Eles podem ser relacionados ao fracasso escolar

que acontece no interior da escola e tem relação direta com sua estrutura e
funcionamento; com suas práticas disciplinares e pedagógicas; com a formação e
as condições de trabalho do corpo docente; com a relação preconceituosa que os
educadores geralmente estabelecem com as crianças e as famílias das classes
populares (Patto apud Collares e Moysés, 1996, p. 12).

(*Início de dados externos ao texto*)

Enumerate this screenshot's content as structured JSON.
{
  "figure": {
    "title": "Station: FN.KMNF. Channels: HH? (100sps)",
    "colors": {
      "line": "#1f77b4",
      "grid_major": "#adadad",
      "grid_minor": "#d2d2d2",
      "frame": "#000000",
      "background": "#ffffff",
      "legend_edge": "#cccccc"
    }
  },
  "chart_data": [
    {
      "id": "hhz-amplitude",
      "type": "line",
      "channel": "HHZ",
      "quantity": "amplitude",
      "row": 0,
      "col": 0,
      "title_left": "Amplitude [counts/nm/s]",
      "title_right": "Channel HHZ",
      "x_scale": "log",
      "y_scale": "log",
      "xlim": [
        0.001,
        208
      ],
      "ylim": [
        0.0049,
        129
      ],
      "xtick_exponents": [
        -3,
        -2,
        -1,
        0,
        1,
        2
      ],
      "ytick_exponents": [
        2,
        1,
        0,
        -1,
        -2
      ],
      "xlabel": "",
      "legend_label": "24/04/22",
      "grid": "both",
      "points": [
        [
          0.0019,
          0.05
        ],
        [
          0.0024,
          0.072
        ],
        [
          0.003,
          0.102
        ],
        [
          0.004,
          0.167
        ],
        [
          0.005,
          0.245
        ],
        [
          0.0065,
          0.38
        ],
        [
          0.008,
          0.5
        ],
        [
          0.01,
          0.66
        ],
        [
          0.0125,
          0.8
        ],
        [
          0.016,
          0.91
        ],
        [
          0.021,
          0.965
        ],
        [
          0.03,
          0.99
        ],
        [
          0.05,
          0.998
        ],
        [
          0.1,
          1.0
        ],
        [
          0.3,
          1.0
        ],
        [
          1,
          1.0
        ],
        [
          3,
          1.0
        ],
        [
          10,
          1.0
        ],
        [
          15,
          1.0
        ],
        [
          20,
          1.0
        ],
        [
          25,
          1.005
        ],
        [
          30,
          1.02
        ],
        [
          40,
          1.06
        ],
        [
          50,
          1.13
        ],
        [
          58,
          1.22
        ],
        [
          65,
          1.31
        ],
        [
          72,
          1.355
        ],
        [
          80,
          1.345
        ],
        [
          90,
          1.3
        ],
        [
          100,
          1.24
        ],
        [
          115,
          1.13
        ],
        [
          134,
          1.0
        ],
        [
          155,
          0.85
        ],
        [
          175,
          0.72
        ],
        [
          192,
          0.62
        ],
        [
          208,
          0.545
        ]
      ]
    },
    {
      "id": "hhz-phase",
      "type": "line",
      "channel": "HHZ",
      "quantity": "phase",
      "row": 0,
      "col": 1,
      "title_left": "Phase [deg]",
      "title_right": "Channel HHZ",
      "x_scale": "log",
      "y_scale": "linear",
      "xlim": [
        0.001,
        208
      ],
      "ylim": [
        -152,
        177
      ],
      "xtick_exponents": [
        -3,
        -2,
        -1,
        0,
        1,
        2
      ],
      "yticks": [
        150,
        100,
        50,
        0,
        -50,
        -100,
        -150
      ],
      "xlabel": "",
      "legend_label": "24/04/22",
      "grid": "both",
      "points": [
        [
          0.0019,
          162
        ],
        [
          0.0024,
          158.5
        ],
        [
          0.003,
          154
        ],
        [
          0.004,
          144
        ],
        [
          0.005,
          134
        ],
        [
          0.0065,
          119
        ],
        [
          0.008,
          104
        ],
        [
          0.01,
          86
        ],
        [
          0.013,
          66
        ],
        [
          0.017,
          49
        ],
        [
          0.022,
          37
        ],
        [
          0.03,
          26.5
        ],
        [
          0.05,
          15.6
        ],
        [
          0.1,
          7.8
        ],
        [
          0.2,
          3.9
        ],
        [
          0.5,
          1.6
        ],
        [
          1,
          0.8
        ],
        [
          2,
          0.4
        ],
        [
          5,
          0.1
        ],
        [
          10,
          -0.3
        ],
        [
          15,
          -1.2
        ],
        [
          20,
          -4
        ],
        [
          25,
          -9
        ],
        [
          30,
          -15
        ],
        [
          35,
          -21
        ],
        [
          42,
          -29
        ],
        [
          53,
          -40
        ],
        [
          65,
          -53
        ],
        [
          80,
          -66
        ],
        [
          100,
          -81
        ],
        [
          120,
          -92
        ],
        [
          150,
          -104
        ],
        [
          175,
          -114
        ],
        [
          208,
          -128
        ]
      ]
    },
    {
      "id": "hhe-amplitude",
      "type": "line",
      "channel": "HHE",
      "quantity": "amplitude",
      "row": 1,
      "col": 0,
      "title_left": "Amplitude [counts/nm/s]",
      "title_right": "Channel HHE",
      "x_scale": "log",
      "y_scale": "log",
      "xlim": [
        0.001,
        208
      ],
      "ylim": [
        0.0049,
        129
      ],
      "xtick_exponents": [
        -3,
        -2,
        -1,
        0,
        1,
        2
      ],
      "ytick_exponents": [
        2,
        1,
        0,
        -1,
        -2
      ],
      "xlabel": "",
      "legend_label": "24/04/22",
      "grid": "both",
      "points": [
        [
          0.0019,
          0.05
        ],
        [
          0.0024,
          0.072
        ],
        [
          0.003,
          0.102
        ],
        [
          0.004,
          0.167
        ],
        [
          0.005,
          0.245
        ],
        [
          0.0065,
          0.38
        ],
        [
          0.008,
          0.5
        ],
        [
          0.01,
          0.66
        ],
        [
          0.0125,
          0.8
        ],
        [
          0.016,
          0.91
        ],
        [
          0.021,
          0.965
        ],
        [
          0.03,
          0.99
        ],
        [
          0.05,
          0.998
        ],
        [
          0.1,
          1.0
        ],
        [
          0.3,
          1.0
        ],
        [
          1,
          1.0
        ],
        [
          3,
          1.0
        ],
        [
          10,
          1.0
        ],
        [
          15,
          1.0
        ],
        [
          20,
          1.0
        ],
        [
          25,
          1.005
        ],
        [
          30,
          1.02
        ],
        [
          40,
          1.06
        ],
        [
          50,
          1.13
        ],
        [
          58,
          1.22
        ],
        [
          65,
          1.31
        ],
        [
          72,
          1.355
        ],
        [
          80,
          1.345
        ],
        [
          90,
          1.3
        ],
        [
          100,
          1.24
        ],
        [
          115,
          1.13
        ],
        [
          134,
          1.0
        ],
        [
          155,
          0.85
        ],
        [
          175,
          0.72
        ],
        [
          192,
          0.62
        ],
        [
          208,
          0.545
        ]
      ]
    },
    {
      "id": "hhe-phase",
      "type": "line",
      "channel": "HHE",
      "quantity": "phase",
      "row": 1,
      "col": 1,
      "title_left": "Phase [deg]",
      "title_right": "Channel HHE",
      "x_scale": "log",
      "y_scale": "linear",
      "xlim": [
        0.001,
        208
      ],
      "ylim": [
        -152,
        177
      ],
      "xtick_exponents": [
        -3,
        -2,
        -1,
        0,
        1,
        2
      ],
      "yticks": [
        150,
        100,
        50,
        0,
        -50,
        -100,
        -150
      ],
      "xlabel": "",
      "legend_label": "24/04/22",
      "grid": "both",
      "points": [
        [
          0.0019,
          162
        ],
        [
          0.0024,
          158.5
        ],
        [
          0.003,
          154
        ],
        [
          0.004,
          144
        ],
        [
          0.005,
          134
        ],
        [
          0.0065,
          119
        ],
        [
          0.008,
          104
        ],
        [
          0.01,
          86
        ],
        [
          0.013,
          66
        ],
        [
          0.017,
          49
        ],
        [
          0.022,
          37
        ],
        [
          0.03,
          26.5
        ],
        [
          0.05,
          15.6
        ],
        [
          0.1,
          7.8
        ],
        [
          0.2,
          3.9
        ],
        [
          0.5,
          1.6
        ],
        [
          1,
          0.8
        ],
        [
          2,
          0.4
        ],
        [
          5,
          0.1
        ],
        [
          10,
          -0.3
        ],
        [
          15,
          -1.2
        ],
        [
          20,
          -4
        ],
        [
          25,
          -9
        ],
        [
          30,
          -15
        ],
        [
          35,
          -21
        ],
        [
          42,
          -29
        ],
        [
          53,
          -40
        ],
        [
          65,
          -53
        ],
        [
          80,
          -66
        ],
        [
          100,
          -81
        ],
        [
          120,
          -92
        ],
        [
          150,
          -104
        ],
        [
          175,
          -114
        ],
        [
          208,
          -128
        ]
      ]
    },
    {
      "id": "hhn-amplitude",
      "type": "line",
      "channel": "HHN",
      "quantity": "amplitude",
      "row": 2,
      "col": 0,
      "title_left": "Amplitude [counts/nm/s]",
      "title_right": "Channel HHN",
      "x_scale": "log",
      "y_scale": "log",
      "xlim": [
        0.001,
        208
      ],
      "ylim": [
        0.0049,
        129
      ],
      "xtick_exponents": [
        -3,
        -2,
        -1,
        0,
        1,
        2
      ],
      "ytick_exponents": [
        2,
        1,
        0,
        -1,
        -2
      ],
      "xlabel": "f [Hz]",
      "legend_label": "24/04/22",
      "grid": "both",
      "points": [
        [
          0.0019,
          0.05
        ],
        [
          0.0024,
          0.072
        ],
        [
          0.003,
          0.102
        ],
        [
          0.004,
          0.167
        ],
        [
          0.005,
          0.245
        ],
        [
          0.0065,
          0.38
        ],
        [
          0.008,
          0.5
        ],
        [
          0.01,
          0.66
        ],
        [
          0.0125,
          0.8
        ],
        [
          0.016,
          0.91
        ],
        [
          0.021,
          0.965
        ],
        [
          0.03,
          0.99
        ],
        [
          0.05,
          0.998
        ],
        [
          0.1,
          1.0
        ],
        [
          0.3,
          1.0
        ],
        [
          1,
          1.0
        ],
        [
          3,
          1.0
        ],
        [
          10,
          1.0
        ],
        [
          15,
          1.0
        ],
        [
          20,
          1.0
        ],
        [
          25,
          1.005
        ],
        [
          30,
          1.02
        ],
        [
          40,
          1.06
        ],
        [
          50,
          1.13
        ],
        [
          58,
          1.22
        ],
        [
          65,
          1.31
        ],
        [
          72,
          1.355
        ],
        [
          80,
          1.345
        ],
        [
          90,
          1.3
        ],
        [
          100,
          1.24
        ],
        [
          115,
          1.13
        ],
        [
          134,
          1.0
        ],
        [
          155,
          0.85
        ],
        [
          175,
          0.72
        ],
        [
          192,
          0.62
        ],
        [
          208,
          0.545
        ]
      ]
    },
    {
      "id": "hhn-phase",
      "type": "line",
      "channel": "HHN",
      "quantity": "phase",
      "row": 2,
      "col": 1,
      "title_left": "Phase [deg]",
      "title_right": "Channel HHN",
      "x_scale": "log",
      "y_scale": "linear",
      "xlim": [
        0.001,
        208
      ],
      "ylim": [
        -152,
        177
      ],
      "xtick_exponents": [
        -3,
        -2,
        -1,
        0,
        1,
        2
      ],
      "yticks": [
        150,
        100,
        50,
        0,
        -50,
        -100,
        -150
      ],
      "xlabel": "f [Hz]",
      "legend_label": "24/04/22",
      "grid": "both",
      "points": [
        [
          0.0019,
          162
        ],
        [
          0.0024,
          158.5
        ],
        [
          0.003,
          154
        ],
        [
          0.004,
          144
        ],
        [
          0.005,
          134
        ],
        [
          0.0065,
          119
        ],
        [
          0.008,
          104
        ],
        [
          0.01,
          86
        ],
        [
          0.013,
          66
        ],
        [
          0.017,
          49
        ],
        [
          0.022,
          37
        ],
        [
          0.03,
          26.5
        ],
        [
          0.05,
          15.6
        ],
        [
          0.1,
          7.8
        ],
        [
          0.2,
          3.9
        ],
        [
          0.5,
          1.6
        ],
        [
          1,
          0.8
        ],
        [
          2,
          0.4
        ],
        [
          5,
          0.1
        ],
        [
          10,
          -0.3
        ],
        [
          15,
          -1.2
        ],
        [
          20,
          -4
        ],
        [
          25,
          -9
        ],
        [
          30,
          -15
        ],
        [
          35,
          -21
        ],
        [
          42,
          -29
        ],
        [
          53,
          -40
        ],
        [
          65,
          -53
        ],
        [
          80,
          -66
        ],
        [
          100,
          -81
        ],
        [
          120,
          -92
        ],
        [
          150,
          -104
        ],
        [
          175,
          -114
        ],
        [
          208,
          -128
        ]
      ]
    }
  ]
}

Parafraseando Fernández (op.cit), “devemos intervir no contexto que priva o aluno de um


espaço de autoria de pensamento. Ou seja, devemos intervir no “sistema ensinante”.
Assim como para quem vive na miséria e está desnutrido não adiantam exames do
aparelho digestivo, em busca de explicar porque não se alimenta, e sim intervir no
contexto que o priva de alimentos... do mesmo modo, para enfrentar os mecanismos
excludentes, precisamos intervir no sistema educacional, ampliando, diversificando suas
ofertas, aprimorando sua cultura e prática pedagógica e, principalmente, articulando-o
com todas as políticas públicas.
A grande questão é como transformar o cotidiano da escola, que defende o mito da
igualdade de oportunidades e a traduz como o oferecimento de educação idêntica para
todos, desconsiderando-lhes a diversidade e a complexidade ou, no
dizer de Fernández, desconhecendo-se os diferentes idiomas de ensino e de aprendizagem.
Embora seja sofrido, precisamos admitir que a escola em legitimado a exclusão,
principalmente dos grupos em desvantagem, mesmo quando procura inserir alunos nas
classes regulares, mas sem os apoios necessários.
E então? Vamos desistir, fazer as malas, juntar nossos objetos, desejos e esperanças e
mudar de profissão? Honestamente penso que não, apesar de não serem poucos os
desafios que temos que enfrentar, a partir dos fantasmas do medo ou dos “gênios de
Aladim” que povoam nosso imaginário.
Para que tenhamos uma escola verdadeiramente democrática e que seja espaço de
exercício de cidadania, devemos lutar, principalmente:

por melhores condições de trabalho e de salário de nossos professores;


por maiores investimentos na sua formação permitindo-lhes apropriarem- se de novos
saberes e das tecnologias que possam estar a serviço da educação escolar;
pela realização sistemática de avaliações do processo ensino- aprendizagem, muito mais
útil aos educadores do que as infindáveis e muitas vezes indecifráveis estatísticas do
desempenho dos sistemas educacionais;
pela capacitação dos gestores com vistas à administração cornpartilhada;
pela constante reflexão de todos os educadores acerca do sentido da educação num
mundo globalizado e em permanente mudança;
pela educação na diversidade, ampliando-se e aprimorando-se as oportunidades de
aprendizagem por toda a vida;
por constantes (semanais?) relações dialógicas entre professores dentro das escolas e
entre escolas (mensais?)
para que o direito à educação seja entendido como um bem essencial que deve ser
extensivo a todos.

Está na hora de terminar esse texto. Afinal, temos muito o que fazer para transformar
palavras em efetivas ações que beneficiem a todos. E, no caso das pessoas com
deficiência que do “todos” não sejam excluídos de nossas narrativas e de nossas práticas
inclusivas, aqueles mais comprometidos - como os deficientes múltiplos - garantindo-lhes
os espaços de aprendizagem de que necessitam de fato e de direito. Que tenhamos
todos muita sorte e muita determinação!